In contrast, a compiler that sees a "char[4]" member declaration may know that this member has a size which is at least 4 bytes, and may opt to align the whole array so its first element will be aligned to a 32-bit boundary. But a "char[0]" has a sizeof zero: you can align it to any multiple of a byte/word boundary, it will remain zero.
As a consequence, I do not see any difference of the size and alignment of the enclosing type if it is terminated by an trailing char[0] member or if this member is absent.
Let's remember that the C standard has always stated that sizeof(char)==1, as well as
sizeof(unsigned char)==1 and
sizeof(signed char)==1 ; it also warranties that sizeof(int:1) == 1 but says nothing about sizeof(int:2) or about the alignment of bitfields, as they may or may not be packed together in the same byte or word if they fit, or allocated to other bytes/words with some padding bits added implicitly between them.
As a consequence the declaration "int a:15, b:2, c:12;", declaring three bitfields for a usable total of 32 bits, may allocate more than 32 bits:
- "a" could be aligned to a 16-bit boundary but still using only 15 of the 16 bits: allocated size=2
- "b" could be aligned to a separate 8-bit boundary, but still using only 2 of the 8-bits (with a padding **before** it, for the unused 1 bit left after "a")
: allocated size=1
- "c" could be aligned to a separate 16-bit boundary
, but still using only 12 of the 16-bits (with a padding **before** it, for the unused 6 bits left after "b", plus the extra 8 bits required to align "c")
: allocated size=3
- the total would have a total size of 45 bits, aligned to a 16-bit boundary (the alignment required for the first member "a") but with 3 trailing bits (unused after "c"); if the structure is terminated there, it has a total of 48 bits (6 bytes); if you create an array of such structure, array members would all be aligned to 16-bit boundaries, and members would spaced every 6 bytes (not 8 bytes because first member "a" of each structure is only aligned to 16-bit boundaries, but does not require 64-bits alignment).
The compiler may also opt for reordering bits to use unused bits or pack the structure, and could then allocate 32 bits, but at the price of a 32-bit access (plus shifting) needed for reading/writing the 2 bits of "b" (with additional masking instructions in all cases, unless the native instruction set has a bit-level addressing mode to avoid the additional shift/mask operations, which may still occur at hardware level if external memory or registers are only addressable at byte or word boundaries without extra cycles). This means that
"int a:15, b:2, c:15;" is not portable: if you put that into an union with a 32-bit integer, that integer may not contain all the bits for a,b,c and the value of this 32-bit integer is unpredictable.
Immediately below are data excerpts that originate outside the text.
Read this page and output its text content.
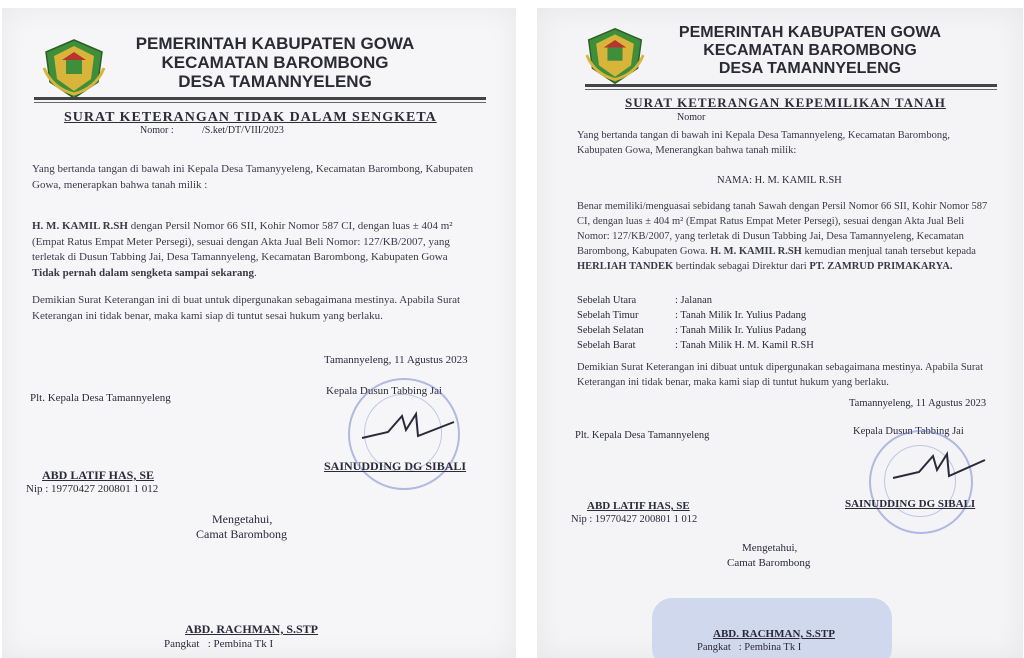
PEMERINTAH KABUPATEN GOWA
KECAMATAN BAROMBONG
DESA TAMANNYELENG
SURAT KETERANGAN TIDAK DALAM SENGKETA
Nomor :	/S.ket/DT/VIII/2023
Yang bertanda tangan di bawah ini Kepala Desa Tamanyyeleng, Kecamatan Barombong, Kabupaten Gowa, menerapkan bahwa tanah milik :
H. M. KAMIL R.SH dengan Persil Nomor 66 SII, Kohir Nomor 587 CI, dengan luas ± 404 m² (Empat Ratus Empat Meter Persegi), sesuai dengan Akta Jual Beli Nomor: 127/KB/2007, yang terletak di Dusun Tabbing Jai, Desa Tamannyeleng, Kecamatan Barombong, Kabupaten Gowa Tidak pernah dalam sengketa sampai sekarang.
Demikian Surat Keterangan ini di buat untuk dipergunakan sebagaimana mestinya. Apabila Surat Keterangan ini tidak benar, maka kami siap di tuntut sesai hukum yang berlaku.
Tamannyeleng, 11 Agustus 2023
Plt. Kepala Desa Tamannyeleng
Kepala Dusun Tabbing Jai
ABD LATIF HAS, SE
Nip : 19770427 200801 1 012
SAINUDDING DG SIBALI
Mengetahui,
Camat Barombong
ABD. RACHMAN, S.STP
Pangkat   : Pembina Tk I
PEMERINTAH KABUPATEN GOWA
KECAMATAN BAROMBONG
DESA TAMANNYELENG
SURAT KETERANGAN KEPEMILIKAN TANAH
Nomor
Yang bertanda tangan di bawah ini Kepala Desa Tamannyeleng, Kecamatan Barombong, Kabupaten Gowa, Menerangkan bahwa tanah milik:
NAMA: H. M. KAMIL R.SH
Benar memiliki/menguasai sebidang tanah Sawah dengan Persil Nomor 66 SII, Kohir Nomor 587 CI, dengan luas ± 404 m² (Empat Ratus Empat Meter Persegi), sesuai dengan Akta Jual Beli Nomor: 127/KB/2007, yang terletak di Dusun Tabbing Jai, Desa Tamannyeleng, Kecamatan Barombong, Kabupaten Gowa. H. M. KAMIL R.SH kemudian menjual tanah tersebut kepada HERLIAH TANDEK bertindak sebagai Direktur dari PT. ZAMRUD PRIMAKARYA.
Sebelah Utara	: Jalanan
Sebelah Timur	: Tanah Milik Ir. Yulius Padang
Sebelah Selatan	: Tanah Milik Ir. Yulius Padang
Sebelah Barat	: Tanah Milik H. M. Kamil R.SH
Demikian Surat Keterangan ini dibuat untuk dipergunakan sebagaimana mestinya. Apabila Surat Keterangan ini tidak benar, maka kami siap di tuntut hukum yang berlaku.
Tamannyeleng, 11 Agustus 2023
Plt. Kepala Desa Tamannyeleng	Kepala Dusun Tabbing Jai
ABD LATIF HAS, SE
Nip : 19770427 200801 1 012
SAINUDDING DG SIBALI
Mengetahui,
Camat Barombong
ABD. RACHMAN, S.STP
Pangkat   : Pembina Tk I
Compilers have a way to force specfiic members to be aligned at specific boundary at start using extra declarators, or implicitly when using pragma packing directives for the declaration of whole structs.
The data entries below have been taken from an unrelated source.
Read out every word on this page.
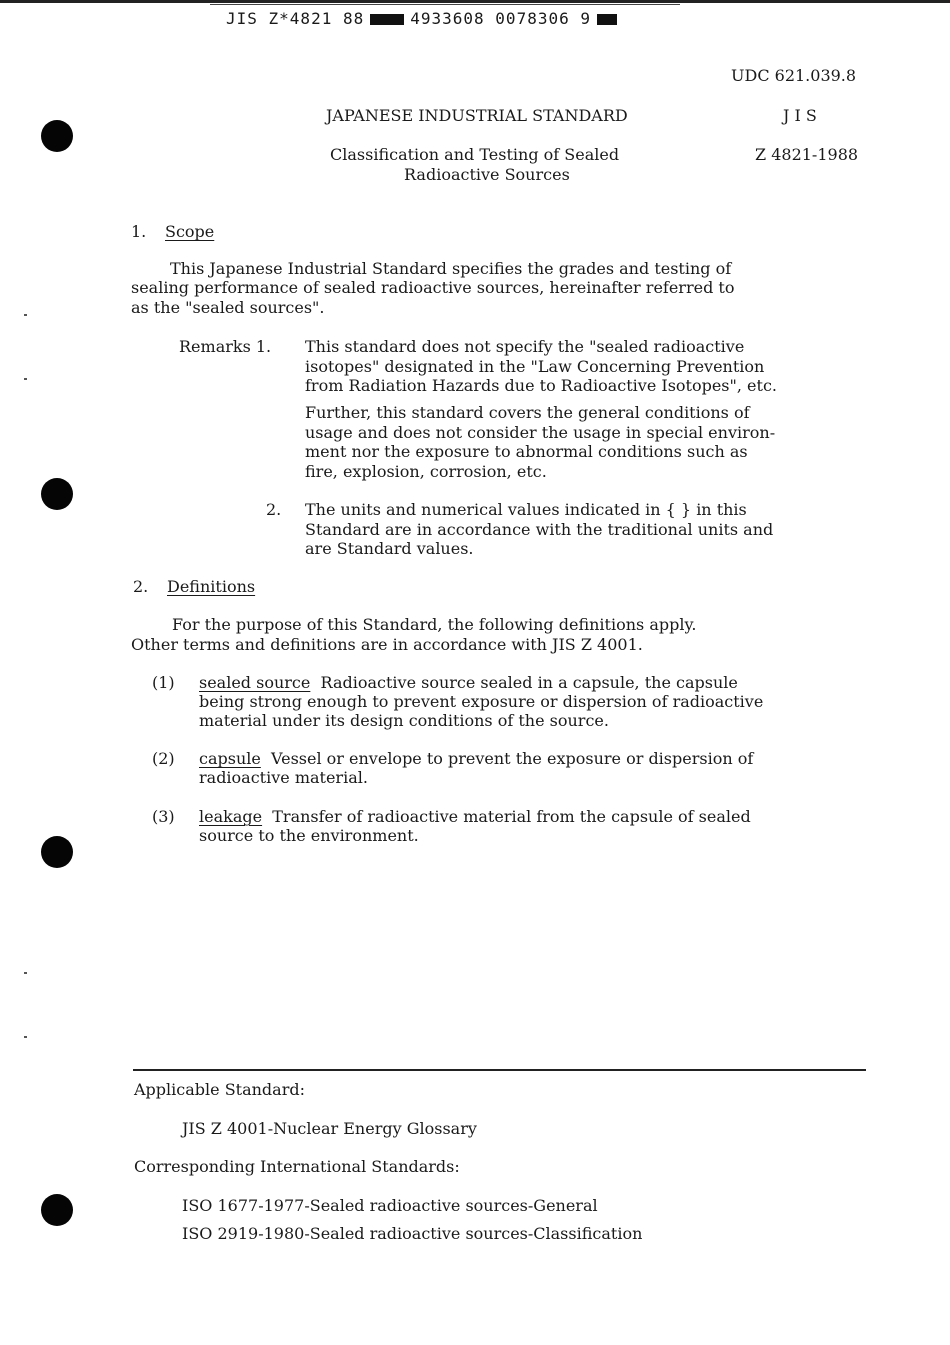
JIS Z*4821 88	4933608 0078306 9
UDC 621.039.8
JAPANESE INDUSTRIAL STANDARD	J I S
Classification and Testing of Sealed
Radioactive Sources
Z 4821-1988
1. Scope
This Japanese Industrial Standard specifies the grades and testing of
sealing performance of sealed radioactive sources, hereinafter referred to
as the "sealed sources".
Remarks 1. This standard does not specify the "sealed radioactive
isotopes" designated in the "Law Concerning Prevention
from Radiation Hazards due to Radioactive Isotopes", etc.
Further, this standard covers the general conditions of
usage and does not consider the usage in special environ-
ment nor the exposure to abnormal conditions such as
fire, explosion, corrosion, etc.
2. The units and numerical values indicated in { } in this
Standard are in accordance with the traditional units and
are Standard values.
2. Definitions
For the purpose of this Standard, the following definitions apply.
Other terms and definitions are in accordance with JIS Z 4001.
(1) sealed source Radioactive source sealed in a capsule, the capsule
being strong enough to prevent exposure or dispersion of radioactive
material under its design conditions of the source.
(2) capsule Vessel or envelope to prevent the exposure or dispersion of
radioactive material.
(3) leakage Transfer of radioactive material from the capsule of sealed
source to the environment.
Applicable Standard:
JIS Z 4001-Nuclear Energy Glossary
Corresponding International Standards:
ISO 1677-1977-Sealed radioactive sources-General
ISO 2919-1980-Sealed radioactive sources-Classification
In all cases, nothing happens related to the trailing bits that are just allocated to fit the previously sized members: adding a char[0] will not increase the size and will preserve the existing minimum alignment of 8-bit for the whole structure, independantly of the structure packing pragmas.
So there should not be any difference between a trailing "char[]" or "char[0]" member. Both should be flexible, except that "char[0]" cannot have any initializer, while "char[]" can be assigned with a variable number of initializers for a local type only, but never for any dynamic allocation (including array of such "flexible" type).